Tara casually asks Dawn how Jason's doing, just making conversation, and Dawn laughs to herself about how he's probably pretty pissed at her right about how. "You know, I have to say I... I'm surprised you and him got back together," says Tara. Oh, Tara. High school must have been really bad for Tara, if she's still this cruddy at this game. "No more than I am, baby. Believe me," Dawn says easily. Tara asks if it's going to last, and Dawn asks if there's a reason she's asking. Tara pushes, all wrong, completely outmatched: "No. But ever since I've been friends with Sookie, I've just gotten a kick out of watching Jason's escapades with women, you know..." Tara! You can't play Mean Girls with an actual Mean Girl. Stick with fat white ladies and your boss and work your way up. Dawn rolls her eyes: "Mm-hmm." She turns to go, without taking her eyes off Tara: "Sort of." She cackles at the fumble as she goes; it's not even cruel, it's not even about disliking Tara or being jealous about Jason, it's just: For real? So: Dawn 2, Tara 0.5. Maybe forever.

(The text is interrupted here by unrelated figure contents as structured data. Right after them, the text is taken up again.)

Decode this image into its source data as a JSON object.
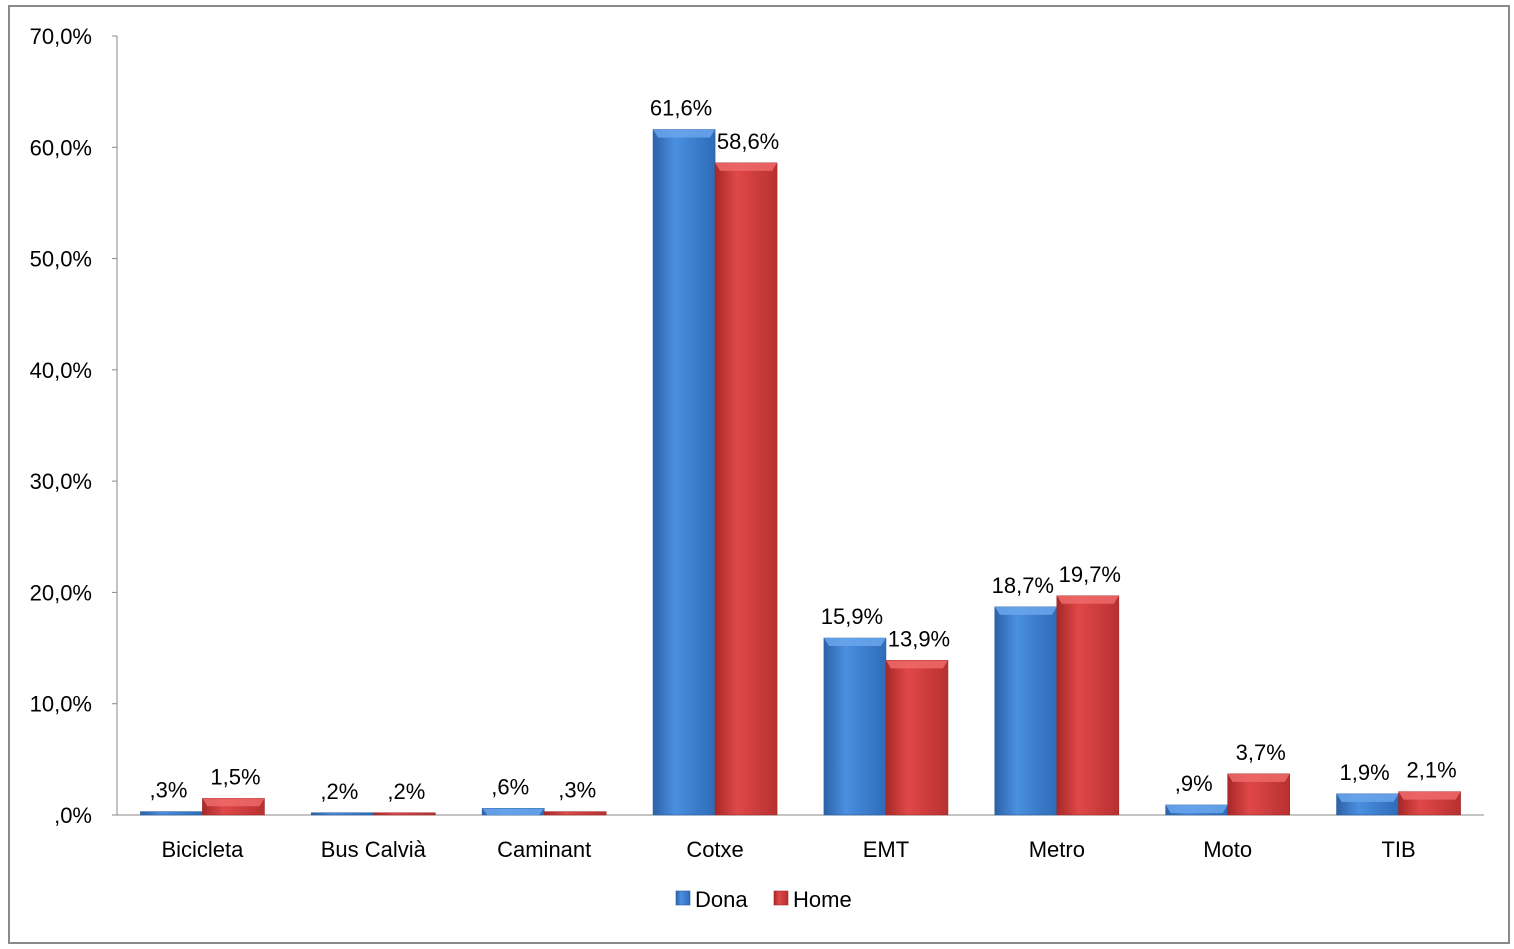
{
  "chart_data": {
    "type": "bar",
    "categories": [
      "Bicicleta",
      "Bus Calvià",
      "Caminant",
      "Cotxe",
      "EMT",
      "Metro",
      "Moto",
      "TIB"
    ],
    "series": [
      {
        "name": "Dona",
        "values": [
          0.3,
          0.2,
          0.6,
          61.6,
          15.9,
          18.7,
          0.9,
          1.9
        ],
        "labels": [
          ",3%",
          ",2%",
          ",6%",
          "61,6%",
          "15,9%",
          "18,7%",
          ",9%",
          "1,9%"
        ],
        "color": "#3A7FD0"
      },
      {
        "name": "Home",
        "values": [
          1.5,
          0.2,
          0.3,
          58.6,
          13.9,
          19.7,
          3.7,
          2.1
        ],
        "labels": [
          "1,5%",
          ",2%",
          ",3%",
          "58,6%",
          "13,9%",
          "19,7%",
          "3,7%",
          "2,1%"
        ],
        "color": "#D53B3B"
      }
    ],
    "ylim": [
      0,
      70
    ],
    "yticks": [
      0,
      10,
      20,
      30,
      40,
      50,
      60,
      70
    ],
    "ytick_labels": [
      ",0%",
      "10,0%",
      "20,0%",
      "30,0%",
      "40,0%",
      "50,0%",
      "60,0%",
      "70,0%"
    ],
    "legend_position": "bottom",
    "grid": false,
    "title": "",
    "xlabel": "",
    "ylabel": ""
  }
}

Sookie heads back onto the floor, but doesn't even get back to her tables before the TV catches her attention: a tragic car crash in Dallas claimed three lives today. "Theodore Newlin, his wife Yvette, and their 18-month-old daughter, Bethany... All pronounced dead on arrival at Baylor University Medical Center." Sookie stares, swallows. The Rattrays were one thing, but now it's just getting sloppy. Nan Flanagan, I expected better from you. "...total of seven other casualties as well in the freak accident, apparently caused when a... " Cut to Sookie's car zooming toward the Compton house.

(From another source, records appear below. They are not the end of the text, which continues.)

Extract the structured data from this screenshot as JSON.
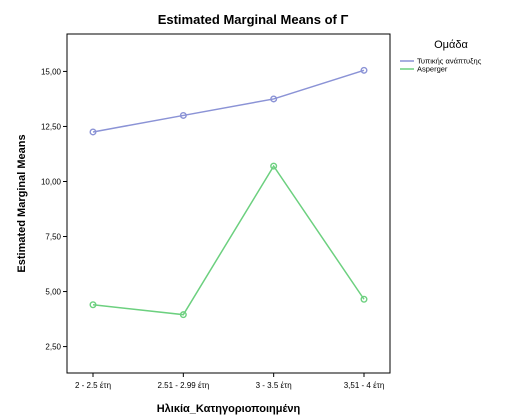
{
  "chart_data": {
    "type": "line",
    "title": "Estimated Marginal Means of Γ",
    "xlabel": "Ηλικία_Κατηγοριοποιημένη",
    "ylabel": "Estimated Marginal Means",
    "categories": [
      "2 - 2.5 έτη",
      "2.51 - 2.99 έτη",
      "3 - 3.5 έτη",
      "3,51 - 4 έτη"
    ],
    "yticks": [
      "2,50",
      "5,00",
      "7,50",
      "10,00",
      "12,50",
      "15,00"
    ],
    "ytick_values": [
      2.5,
      5.0,
      7.5,
      10.0,
      12.5,
      15.0
    ],
    "ylim": [
      1.3,
      16.7
    ],
    "grid": false,
    "legend": {
      "title": "Ομάδα",
      "placement": "right-top"
    },
    "series": [
      {
        "name": "Τυπικής ανάπτυξης",
        "color": "#8b93d6",
        "values": [
          12.25,
          13.0,
          13.75,
          15.05
        ]
      },
      {
        "name": "Asperger",
        "color": "#6cd07f",
        "values": [
          4.4,
          3.95,
          10.7,
          4.65
        ]
      }
    ]
  }
}
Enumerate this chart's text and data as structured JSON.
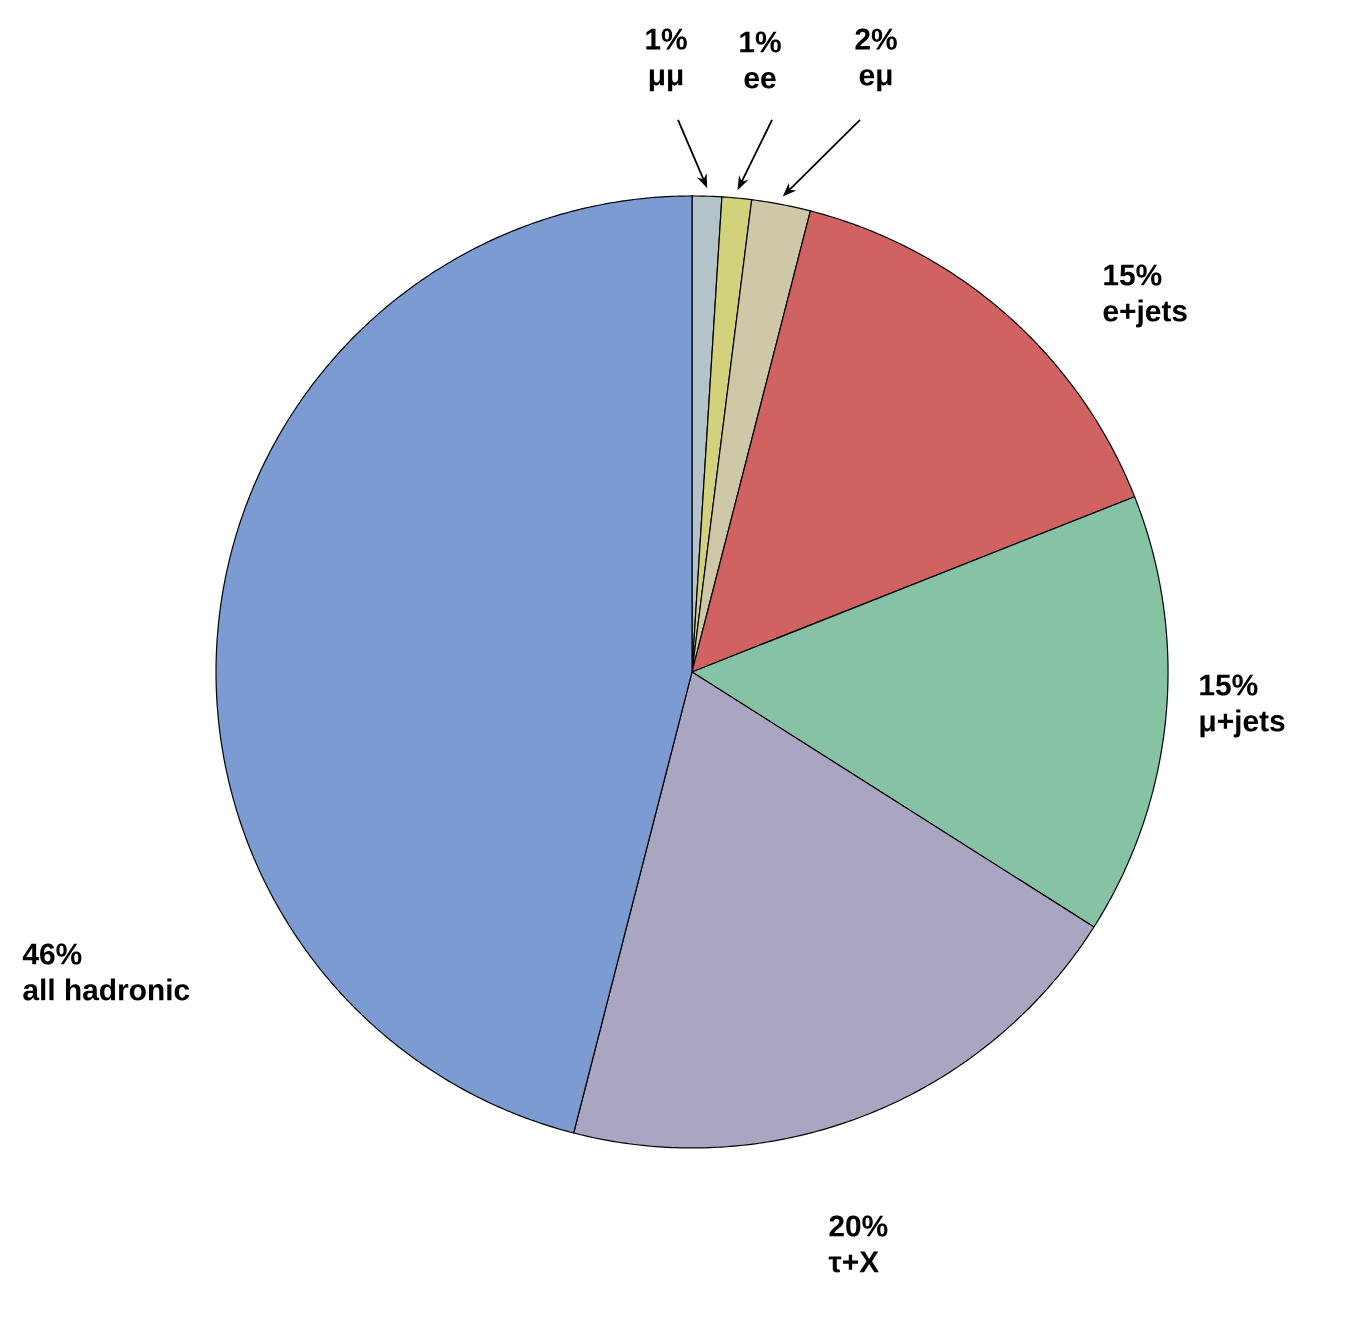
{
  "chart_data": {
    "type": "pie",
    "categories": [
      "μμ",
      "ee",
      "eμ",
      "e+jets",
      "μ+jets",
      "τ+X",
      "all hadronic"
    ],
    "values": [
      1,
      1,
      2,
      15,
      15,
      20,
      46
    ],
    "value_labels": [
      "1%",
      "1%",
      "2%",
      "15%",
      "15%",
      "20%",
      "46%"
    ],
    "colors": [
      "#b3c3c9",
      "#d3d27c",
      "#cfc8a8",
      "#d06262",
      "#85c3a4",
      "#aaa6c1",
      "#7d9bd3"
    ]
  }
}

The lights are on on the bottom floor, some industrial Goth As Fuck music's playing as she walks toward the house. There's a truck parked outside, license plate FANGS 1, stickers including VAMPIRES SUCK and HONK IF YOU'RE A BLOOD DONOR. She walks toward the house with the electrician's contact info in her hand and the scariest question yet in her throat. She looks at the doorbell, the window by the door, stalls for awhile, and finally as she's reaching out to knock, the door opens. It's a hot black chick in '70s disco wear: gold lame flashdance shirt, giant black rose-colored afro, giant hoops. She leans against the doorframe intimidatingly, and smiles. "Well hey there, little human chick." Sookie does her best not to be terrified, and states her business. She asks if he's there, and the woman says, "Maybe." Then: the dumbest thing ever. This total tool with a goatee and ridiculous accent appears wearing blood-colored silk, like some kind of polyamorous LARPer dork, and goes, "Mmmm. She smells... fresh..." They both fang up, and then suddenly behind Sookie is that same drama queen tattoo guy, with his tongue going nuts and his eyes rolling off to opposite sides and they're all acting like the Dilophosaurus in Jurassic Park, right? The ones that ate Newman. And you know what, even that could still be awesome if, week, some cool vampires immediately show up and give them vampire wedgies. I'm not ruling that out.